Recently started construction on a project in Marin that proves the need for balancing cost and scope of work from the beginning. A big part of a successful project is understanding what needs to be done, how much it costs, and having sufficient resources to get it done. You need to know what your ratios between cost, quality, and time are, develop your design, and have the right development team onboard to get to an on-time, on-budget finish.
Brought in prior to final bidding, we realized that this project, in a normal market, was going to price out 60% over the resources committed to it. Since we haven’t been in a normal market for over 2 years now, we stood by and waited for pricing—and unfortunately we were right.

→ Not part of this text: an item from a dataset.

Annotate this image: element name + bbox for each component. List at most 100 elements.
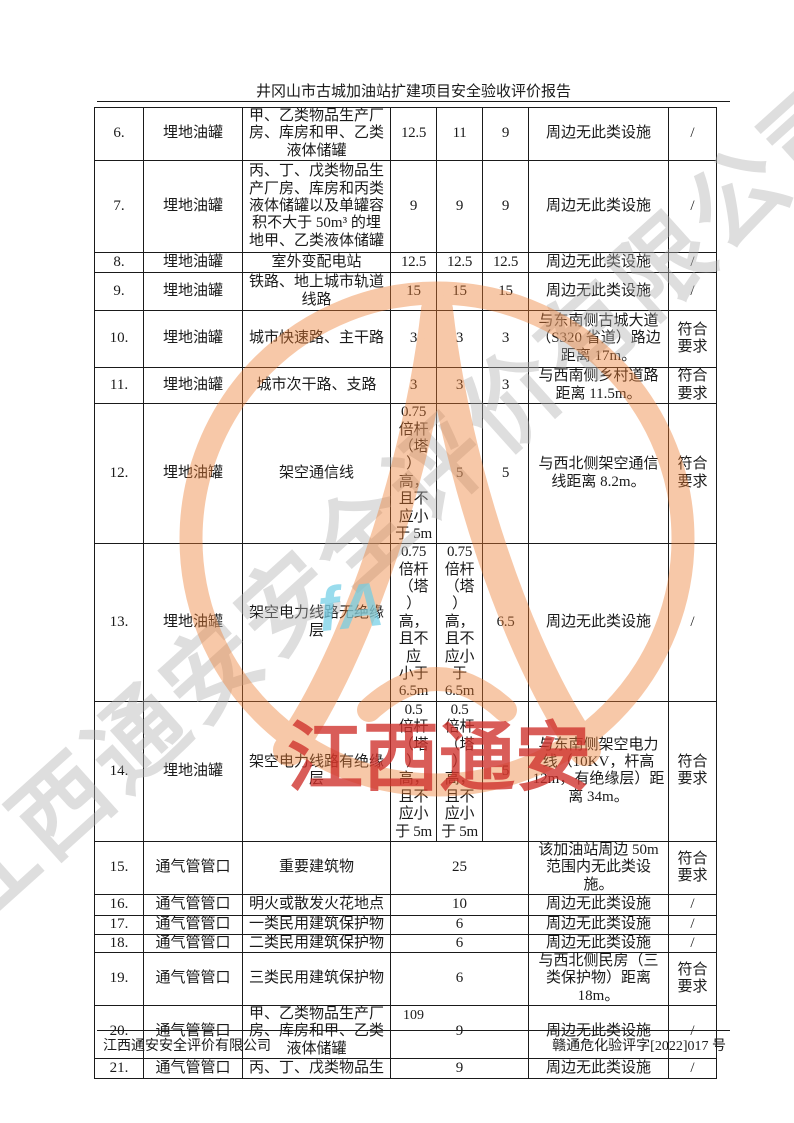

Taking 10%, even 20% out of a project to get it to balance with available resources is not that hard, and routinely happens as qualitative increases in one area creep into other areas, driving a contextual upgrade in quality [and cost]. Dialing back qualitative requirements to meet an overall level of quality can save ten percent without looking like the job got whacked.
What was unique here was the amount of the re-balancing needed. Rebalancing a project that is 60% off requires real time costing, and a clear understanding of where we can, and can’t, pull from without compromising what this home wanted to be.
How did we do it?
- Pull in limits of demolition—defer landscaping and site work.
- Cut square footage.
- Focus quality where it is felt—balance finish with how the space will be used.
- Recruit a builder partner right-sized for the project.
Now that the shovels are in the ground, the focus is on building pace and intensity on the project—getting it done in twelve months. Slow jobs simply cost more.